Live Search Box Using PHP, MySQL and AJAX

Question

I am trying to make an search box which to display the "Address" from MYSQL/PHP

I have used ajax to refresh page without leaving page, but when I run in browser, it always give me an error. when I used console, the return result of echo $_POST['name'] = ( html code of header.php + "What I need" + html code of footer.php )

<?php

        include 'header.php';
        include 'Connect.php';

        if( isset($_POST['ajax']) && isset($_POST['name']) ){
        echo $_POST['name'];
        exit;
        }
?>

        <form method="POST">
                <label>Username</label>
                <input type="text" name="name" required="required" id='name'>
                <div id='response'></div>
        </form>

  <script>
  $(document).ready(function(){
    $('#name').keyup(function(){
     var name = $('#name').val();

     $.ajax({
      type: 'post',
       url: index.php,
      data: {ajax: 1,name: name},
      success: function(response){
       $('#response').text(response);
      }
     });
    });
  });
  </script>

<?php

    if(isset($_POST['name'])){
    $username = $_POST['name'];
    $stmt = $con->prepare("SELECT Username, FullName, Adresse, Email, Phone FROM dbo.users WHERE Username= ?");
    $stmt->execute(array($username));

        while($row=$stmt->fetch(PDO::FETCH_ASSOC))
                            {
                    $Username = $row["Username"];    
                    $FullName = $row["FullName"];
                    $Adresse = $row["Adresse"];
                    $Email = $row["Email"];
                    $Phone = $row["Phone"];

                    echo "<tr>
                    <div>
                        <td>".$Username."</td>
                        <td>".$FullName."</td>
                        <td>".$sEID."</td>
                        <td>".$Email."</td>
                        <td>".$Phone."</td>
                    </div>
                        </tr>";
                } 
        echo "</table>
        </div>";
} else echo '<div class="alert alert-danger"> This Name <strong>is not exit</strong></div>';

        include $tpl.'footer.php';

    } 

?>

Answer 1

Your question isn't very clear... if i understand correctly... this is broken by design, you're calling the page itself and update #name with the content of the entire page, thats why you see html + "what you need" (the response): the response is the whole page.

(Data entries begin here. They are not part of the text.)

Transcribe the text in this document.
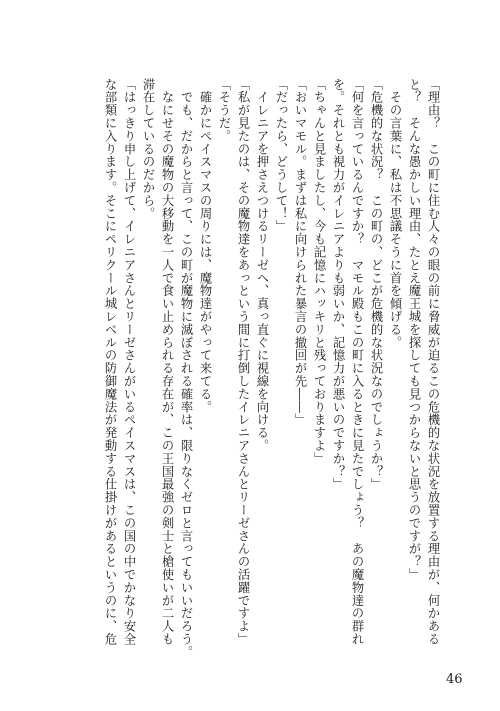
「理由？　この町に住む人々の眼の前に脅威が迫るこの危機的な状況を放置する理由が、何かある
と？　そんな愚かしい理由、たとえ魔王城を探しても見つからないと思うのですが？」
　その言葉に、私は不思議そうに首を傾げる。
「危機的な状況？　この町の、どこが危機的な状況なのでしょうか？」
「何を言っているんですか？　マモル殿もこの町に入るときに見たでしょう？　あの魔物達の群れ
を。それとも視力がイレニアよりも弱いか、記憶力が悪いのですか？」
「ちゃんと見ましたし、今も記憶にハッキリと残っておりますよ」
「おいマモル。まずは私に向けられた暴言の撤回が先――」
「だったら、どうして！」
　イレニアを押さえつけるリーゼへ、真っ直ぐに視線を向ける。
「私が見たのは、その魔物達をあっという間に打倒したイレニアさんとリーゼさんの活躍ですよ」
「そうだ。
　確かにペイスマスの周りには、魔物達がやって来てる。
　でも、だからと言って、この町が魔物に滅ぼされる確率は、限りなくゼロと言ってもいいだろう。
　なにせその魔物の大移動を一人で食い止められる存在が、この王国最強の剣士と槍使いが二人も
滞在しているのだから。
「はっきり申し上げて、イレニアさんとリーゼさんがいるペイスマスは、この国の中でかなり安全
な部類に入ります。そこにペリクール城レベルの防御魔法が発動する仕掛けがあるというのに、危
46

The right way to do this would be to move the second part of PHP code (where you perform the query ecc.) on a separate script and then call that new script by putting its name as the url parameter in the ajax call.

Answer 2

thank you for your respanse, i want to use the value returned by ajax to use with MYSQL/PHP to echo $row['Address']; if i move the second part of PHP code the result is echo $_POST['name'] = ( "What I need" + html code of footer.php )